Thursday, January 19, 2012

The Bippolo Seed and Other Lost Stories

Lost stories by Dr. Seuss! When I first heard that seven of his stories, previously written for magazines in the early 1950s, were to be collected in one book, I was as excited as a Zax making tracks in the prairie of Prax. Last week I finally got my hands on a copy. I read the stories, read them again, and...was left decidedly underwhelmed.

Reviews of The Bippolo Seed  rave about how wonderful the stories are. So maybe it's me. And I didn't find them charmless, not at all. But when compared to his later work, they fall short. The stories have many of his trademarks--catchy rhymes, wacky names, zany humor, rollicking illustrations. What's different are the plots. The storylines, each of which begins with an outrageous premise, take the reader to the edge of the cliff, and then stall. Some of the endings are downright unsatisfactory.

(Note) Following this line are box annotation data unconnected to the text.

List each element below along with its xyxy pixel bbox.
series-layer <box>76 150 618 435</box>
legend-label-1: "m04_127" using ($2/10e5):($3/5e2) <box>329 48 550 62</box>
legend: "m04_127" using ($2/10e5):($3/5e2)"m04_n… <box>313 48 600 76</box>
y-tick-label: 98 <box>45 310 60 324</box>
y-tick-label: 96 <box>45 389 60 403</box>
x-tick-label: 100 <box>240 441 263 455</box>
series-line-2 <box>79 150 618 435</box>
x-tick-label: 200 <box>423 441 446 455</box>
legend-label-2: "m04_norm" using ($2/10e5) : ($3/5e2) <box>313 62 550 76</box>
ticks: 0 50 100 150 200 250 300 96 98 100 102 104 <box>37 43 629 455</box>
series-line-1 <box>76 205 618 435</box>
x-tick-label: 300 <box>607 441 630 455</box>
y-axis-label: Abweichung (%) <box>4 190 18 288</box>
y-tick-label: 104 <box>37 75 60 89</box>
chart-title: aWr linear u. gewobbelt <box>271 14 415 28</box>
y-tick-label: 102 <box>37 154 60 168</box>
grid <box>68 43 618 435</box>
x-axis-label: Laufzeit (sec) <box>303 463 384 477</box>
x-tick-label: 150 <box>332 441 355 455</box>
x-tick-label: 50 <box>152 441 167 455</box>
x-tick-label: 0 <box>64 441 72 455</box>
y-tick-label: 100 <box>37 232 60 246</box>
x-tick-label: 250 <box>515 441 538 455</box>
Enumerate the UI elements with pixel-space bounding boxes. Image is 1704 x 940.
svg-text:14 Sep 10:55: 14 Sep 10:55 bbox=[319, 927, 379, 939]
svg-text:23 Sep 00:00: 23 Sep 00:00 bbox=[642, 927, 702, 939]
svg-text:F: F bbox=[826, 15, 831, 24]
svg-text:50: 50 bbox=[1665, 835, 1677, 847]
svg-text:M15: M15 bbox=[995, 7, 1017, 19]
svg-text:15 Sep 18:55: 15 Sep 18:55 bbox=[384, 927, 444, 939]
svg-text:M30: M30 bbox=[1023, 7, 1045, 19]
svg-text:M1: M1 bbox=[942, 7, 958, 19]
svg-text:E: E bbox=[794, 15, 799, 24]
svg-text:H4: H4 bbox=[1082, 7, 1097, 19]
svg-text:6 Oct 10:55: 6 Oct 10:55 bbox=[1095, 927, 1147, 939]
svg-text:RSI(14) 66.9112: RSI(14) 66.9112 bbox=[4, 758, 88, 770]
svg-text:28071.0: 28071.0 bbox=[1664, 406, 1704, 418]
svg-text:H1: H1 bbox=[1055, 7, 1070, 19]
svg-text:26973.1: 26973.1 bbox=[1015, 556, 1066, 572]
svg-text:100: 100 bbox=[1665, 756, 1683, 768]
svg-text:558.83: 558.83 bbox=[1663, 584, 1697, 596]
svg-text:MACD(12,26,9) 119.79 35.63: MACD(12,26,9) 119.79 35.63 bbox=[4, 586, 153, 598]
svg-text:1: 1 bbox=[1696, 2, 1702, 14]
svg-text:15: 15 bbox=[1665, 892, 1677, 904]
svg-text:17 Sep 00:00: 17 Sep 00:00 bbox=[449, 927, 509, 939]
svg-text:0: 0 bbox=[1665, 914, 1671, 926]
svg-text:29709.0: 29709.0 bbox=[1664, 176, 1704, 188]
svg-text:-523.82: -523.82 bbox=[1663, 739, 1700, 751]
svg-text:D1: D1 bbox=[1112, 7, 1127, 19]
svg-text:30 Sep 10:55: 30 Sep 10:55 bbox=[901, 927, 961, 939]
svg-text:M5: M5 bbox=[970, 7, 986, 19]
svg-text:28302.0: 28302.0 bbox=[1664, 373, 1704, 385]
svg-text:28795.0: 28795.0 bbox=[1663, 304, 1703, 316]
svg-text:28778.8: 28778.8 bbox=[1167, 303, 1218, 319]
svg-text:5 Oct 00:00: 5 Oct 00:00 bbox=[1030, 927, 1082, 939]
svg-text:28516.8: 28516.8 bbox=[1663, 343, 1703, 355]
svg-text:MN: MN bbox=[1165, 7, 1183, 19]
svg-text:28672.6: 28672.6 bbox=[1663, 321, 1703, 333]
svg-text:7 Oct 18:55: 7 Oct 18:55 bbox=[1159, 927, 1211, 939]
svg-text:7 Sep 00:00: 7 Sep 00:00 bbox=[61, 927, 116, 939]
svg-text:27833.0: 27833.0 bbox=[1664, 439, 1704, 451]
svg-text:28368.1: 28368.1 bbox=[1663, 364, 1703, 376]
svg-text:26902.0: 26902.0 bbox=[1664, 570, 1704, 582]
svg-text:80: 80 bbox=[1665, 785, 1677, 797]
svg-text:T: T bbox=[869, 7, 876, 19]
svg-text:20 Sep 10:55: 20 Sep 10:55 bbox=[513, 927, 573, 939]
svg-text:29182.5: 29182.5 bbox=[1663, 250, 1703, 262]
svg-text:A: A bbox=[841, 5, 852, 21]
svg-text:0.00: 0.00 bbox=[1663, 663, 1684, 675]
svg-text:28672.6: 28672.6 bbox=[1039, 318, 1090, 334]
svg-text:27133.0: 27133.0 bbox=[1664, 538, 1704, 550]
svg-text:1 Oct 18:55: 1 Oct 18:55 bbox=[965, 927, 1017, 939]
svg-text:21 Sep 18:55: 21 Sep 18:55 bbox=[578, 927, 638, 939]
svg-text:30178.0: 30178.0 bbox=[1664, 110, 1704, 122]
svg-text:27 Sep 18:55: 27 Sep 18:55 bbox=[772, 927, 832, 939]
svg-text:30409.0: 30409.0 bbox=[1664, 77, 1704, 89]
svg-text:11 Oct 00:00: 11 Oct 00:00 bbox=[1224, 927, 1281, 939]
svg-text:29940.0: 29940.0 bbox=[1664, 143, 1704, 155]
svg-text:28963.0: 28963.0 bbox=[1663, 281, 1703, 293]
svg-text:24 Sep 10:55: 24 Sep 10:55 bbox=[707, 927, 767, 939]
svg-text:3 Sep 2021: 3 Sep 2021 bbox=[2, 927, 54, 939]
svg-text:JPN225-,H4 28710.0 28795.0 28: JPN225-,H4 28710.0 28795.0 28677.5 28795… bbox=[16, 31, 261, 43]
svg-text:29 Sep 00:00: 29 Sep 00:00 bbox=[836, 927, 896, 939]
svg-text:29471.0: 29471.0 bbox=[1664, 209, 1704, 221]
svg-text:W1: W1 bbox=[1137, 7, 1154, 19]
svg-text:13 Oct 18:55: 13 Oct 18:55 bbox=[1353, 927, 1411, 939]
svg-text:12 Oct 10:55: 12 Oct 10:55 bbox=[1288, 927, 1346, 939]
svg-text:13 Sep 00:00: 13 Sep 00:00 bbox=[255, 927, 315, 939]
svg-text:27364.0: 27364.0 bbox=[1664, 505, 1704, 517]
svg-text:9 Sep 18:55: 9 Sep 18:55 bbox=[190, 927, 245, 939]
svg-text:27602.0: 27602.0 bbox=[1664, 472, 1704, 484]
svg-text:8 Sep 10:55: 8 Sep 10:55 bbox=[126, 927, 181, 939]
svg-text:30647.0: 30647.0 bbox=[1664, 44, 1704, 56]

Take "Tadd and Todd". The two are twins, "and they were alike as two peas in a pod." Then one day Tadd dares to differenciate himself from his brother. No matter what he does, though, Todd copies him. The plot advances in typical Seussian fashion, ending with the pair facing each on stilts both in outrageous costumes. Todd tells Tadd that he can't win. No matter what he does "you'll never look different, whatever you do." Surprisingly, Tadd accepts this and gives up his quest to be unique. I'm sure Seuss meant the message to be: Accept yourself for who you are. Yet Tadd doesn't come to this realization on his own. His brother forces it on him. More importantly, why shouldn't a twin be unique? I was left wondering how the later Seuss would have resolved this tale. Not so tamely, I think.

"The Bippolo Seed" is the strongest story in the bunch. A duck finds a seed that will grant him a wish when planted. At first the duck is content to wish for enough duck food to feed himself for a week. Then a cat wanders by and convinces the duck to up the ante. Before long, the greedy pair are padding the wish with everything they can imagine wanting. Before they can plant the seed, it slips from the duck's grasp and lands in a nearby river. Greed gets its comeuppance.

Don't get me wrong. This collection will amuse fans of Dr. Seuss. Just don't expect the buried treasure promised by Charles D. Cohen, the Seussian scholar who wrote the introduction. I find it telling that it's written for adult aficionados and not children, the ones the good doctor wrote the stories for in the first place.

The Bippolo Seed and Other Stories
by Dr. Seuss
Random House, 68 pages
Published: 2011

5 comments:

  1. Thanks for your thoughts...always good to have different perspectives. And--(hangs head)--I have not read this one yet!

    ReplyDelete
  2. From the sound of it he did resolve the Tadd and Todd issue in a later story by letting them come to the conclusion themselves - in MY favorite Dr Suess story - The Sneetches.

    ReplyDelete
  3. An author's early works are usually unknown for a reason. Hey, we all have to start somewhere.

    ReplyDelete
  4. I had not heard of this book of previously unpublished Dr. Seuss stories until I read your post. Thanks so much for sharing! Since reading your post, I have noticed it on at least a couple others' lists of favorite books from 2011.

    ReplyDelete
  5. I hadn't heard of this new collection yet either! Sad it wasn't up to par, but a bad Seuss still puts many others to shame.